Shente Tue 14-Jan-14 22:40:12

I'm sorry tinker tailor but I do think there are a lot of potential hazards in life (of which water is undoubtably one) but swimming seems to be the one thing that people seem obsessed with formalised levels and training. Yes it could save your life but the vast majority of people never get into such a situation because they have been taught to understand the hazards posed by water and know to exercise caution around it.

Nerfmother Tue 14-Jan-14 22:43:46

When you say stage school, do you mean weekend lessons or a school? I have never heard of a stage school except for the one in Fame for grown ups confused

Picturesinthefirelight Tue 14-Jan-14 22:50:50

I suspect the op means weekend lessons but there are lots of full time stage/performing arts schools for children in the UK.

Nerfmother Tue 14-Jan-14 23:00:20

Really? I actually thought they didn't exist. Are they all private?

JockTamsonsBairns Tue 14-Jan-14 23:03:17

Under what circumstances could one accidentally fall fully clothed into deep waters? I get that occasionally ships capsize, but like another pp said - would swimming lessons be sufficient in being able to swim several km's ashore?

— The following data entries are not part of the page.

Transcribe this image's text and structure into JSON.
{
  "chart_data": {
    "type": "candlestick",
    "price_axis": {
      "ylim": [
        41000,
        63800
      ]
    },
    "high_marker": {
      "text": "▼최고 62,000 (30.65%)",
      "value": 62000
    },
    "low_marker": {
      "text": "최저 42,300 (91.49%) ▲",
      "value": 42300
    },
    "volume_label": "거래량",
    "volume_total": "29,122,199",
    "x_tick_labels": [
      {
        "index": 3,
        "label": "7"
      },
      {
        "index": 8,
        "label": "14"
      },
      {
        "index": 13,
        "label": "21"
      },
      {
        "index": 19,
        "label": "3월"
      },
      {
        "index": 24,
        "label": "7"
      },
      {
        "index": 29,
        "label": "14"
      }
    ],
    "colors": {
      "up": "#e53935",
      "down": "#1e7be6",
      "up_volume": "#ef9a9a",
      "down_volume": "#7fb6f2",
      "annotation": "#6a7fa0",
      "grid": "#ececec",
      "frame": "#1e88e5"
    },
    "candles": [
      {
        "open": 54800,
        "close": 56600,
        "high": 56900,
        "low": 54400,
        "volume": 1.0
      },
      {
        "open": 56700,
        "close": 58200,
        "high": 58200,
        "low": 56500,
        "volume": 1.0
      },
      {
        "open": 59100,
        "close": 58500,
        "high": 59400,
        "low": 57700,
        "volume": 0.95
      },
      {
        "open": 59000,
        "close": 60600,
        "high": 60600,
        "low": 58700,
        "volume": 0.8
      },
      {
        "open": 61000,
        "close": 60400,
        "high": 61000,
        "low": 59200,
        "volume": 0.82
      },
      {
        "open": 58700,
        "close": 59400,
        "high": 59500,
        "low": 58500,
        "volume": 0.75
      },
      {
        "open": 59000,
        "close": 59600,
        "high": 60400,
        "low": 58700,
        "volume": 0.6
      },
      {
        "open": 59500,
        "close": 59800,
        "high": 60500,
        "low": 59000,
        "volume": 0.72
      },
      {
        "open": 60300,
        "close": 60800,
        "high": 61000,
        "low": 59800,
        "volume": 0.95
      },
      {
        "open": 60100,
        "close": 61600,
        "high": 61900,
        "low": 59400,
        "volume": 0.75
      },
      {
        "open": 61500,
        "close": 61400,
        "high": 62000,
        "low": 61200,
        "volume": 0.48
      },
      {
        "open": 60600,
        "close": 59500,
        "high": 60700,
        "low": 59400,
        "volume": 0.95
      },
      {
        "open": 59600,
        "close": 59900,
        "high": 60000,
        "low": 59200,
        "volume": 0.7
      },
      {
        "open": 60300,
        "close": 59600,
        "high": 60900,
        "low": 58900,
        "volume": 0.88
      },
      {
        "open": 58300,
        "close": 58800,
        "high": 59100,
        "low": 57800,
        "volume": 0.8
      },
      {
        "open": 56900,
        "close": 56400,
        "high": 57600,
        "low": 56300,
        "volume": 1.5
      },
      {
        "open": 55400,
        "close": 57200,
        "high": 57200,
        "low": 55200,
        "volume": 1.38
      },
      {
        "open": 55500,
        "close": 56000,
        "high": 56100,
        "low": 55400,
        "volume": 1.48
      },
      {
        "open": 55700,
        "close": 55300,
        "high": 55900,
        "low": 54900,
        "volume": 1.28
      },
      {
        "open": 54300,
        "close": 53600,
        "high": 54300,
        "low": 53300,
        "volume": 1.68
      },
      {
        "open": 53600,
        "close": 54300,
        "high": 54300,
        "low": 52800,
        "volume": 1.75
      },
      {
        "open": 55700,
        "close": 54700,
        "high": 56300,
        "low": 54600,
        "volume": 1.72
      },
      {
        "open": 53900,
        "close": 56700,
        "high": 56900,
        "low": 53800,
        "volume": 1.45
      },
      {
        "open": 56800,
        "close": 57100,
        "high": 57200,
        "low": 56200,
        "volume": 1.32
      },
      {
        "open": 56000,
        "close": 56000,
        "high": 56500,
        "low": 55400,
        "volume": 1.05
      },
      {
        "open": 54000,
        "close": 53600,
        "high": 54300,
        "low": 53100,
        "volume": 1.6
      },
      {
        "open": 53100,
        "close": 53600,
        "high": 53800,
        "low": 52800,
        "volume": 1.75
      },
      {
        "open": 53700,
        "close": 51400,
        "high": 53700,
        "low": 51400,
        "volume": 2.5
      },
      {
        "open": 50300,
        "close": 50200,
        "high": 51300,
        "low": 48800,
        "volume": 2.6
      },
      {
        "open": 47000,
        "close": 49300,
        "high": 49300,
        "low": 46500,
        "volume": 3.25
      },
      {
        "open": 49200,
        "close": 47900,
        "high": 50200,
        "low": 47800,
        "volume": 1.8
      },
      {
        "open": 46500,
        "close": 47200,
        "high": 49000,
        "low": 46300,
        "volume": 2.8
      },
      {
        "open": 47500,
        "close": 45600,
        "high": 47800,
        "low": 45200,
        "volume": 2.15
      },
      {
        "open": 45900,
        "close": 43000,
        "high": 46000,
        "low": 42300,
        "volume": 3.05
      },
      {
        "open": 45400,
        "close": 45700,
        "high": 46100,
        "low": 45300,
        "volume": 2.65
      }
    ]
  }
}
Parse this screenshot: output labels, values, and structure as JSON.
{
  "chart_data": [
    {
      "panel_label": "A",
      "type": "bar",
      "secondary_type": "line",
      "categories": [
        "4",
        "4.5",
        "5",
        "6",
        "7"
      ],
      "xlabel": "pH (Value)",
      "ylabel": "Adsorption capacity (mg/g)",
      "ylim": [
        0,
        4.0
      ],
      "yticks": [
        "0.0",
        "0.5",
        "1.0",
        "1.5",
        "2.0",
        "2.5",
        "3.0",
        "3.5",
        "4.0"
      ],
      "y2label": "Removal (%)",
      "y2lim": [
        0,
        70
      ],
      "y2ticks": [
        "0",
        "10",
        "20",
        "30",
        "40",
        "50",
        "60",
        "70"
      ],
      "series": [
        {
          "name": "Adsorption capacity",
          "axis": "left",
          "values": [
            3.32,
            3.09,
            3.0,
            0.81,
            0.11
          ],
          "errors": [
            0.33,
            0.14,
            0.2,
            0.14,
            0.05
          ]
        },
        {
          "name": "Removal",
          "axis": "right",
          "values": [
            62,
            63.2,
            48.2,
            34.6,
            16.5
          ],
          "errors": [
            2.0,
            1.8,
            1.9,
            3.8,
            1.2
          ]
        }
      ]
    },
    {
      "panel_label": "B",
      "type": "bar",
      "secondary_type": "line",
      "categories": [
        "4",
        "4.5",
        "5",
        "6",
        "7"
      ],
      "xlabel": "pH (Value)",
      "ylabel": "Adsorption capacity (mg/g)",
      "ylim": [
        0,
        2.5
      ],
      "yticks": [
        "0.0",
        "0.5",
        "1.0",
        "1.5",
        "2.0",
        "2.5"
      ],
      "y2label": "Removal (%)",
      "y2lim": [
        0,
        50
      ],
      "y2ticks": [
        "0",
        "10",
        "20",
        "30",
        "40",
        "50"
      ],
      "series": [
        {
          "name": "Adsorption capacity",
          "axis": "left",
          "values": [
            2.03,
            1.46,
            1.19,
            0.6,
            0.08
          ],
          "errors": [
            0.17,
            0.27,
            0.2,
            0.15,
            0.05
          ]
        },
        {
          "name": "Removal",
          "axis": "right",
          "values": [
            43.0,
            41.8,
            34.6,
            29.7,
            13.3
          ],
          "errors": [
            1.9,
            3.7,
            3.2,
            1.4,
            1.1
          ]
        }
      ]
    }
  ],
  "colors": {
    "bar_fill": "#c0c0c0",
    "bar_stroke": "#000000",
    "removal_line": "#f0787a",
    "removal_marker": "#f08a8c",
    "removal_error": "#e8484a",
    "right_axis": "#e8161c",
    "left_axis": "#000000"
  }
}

I'm generally just extra careful not to act the goat around waterfalls / rapids etc, that's served me well up til now.

MellowAutumn Tue 14-Jan-14 23:07:52

Mine do stagecoach every Sunday An hour each of singing, dancing and Acting - expensive but has increased their confidence and public speaking fantastically has also helped with some SN issues - I could not teach them to act dance or sing - Swimming I can do as I expect most adults could can't see the point in lessons past a reasonable competency point unless they want to swim competitively. I do think Life Saving should be taught in School as a standard skill though.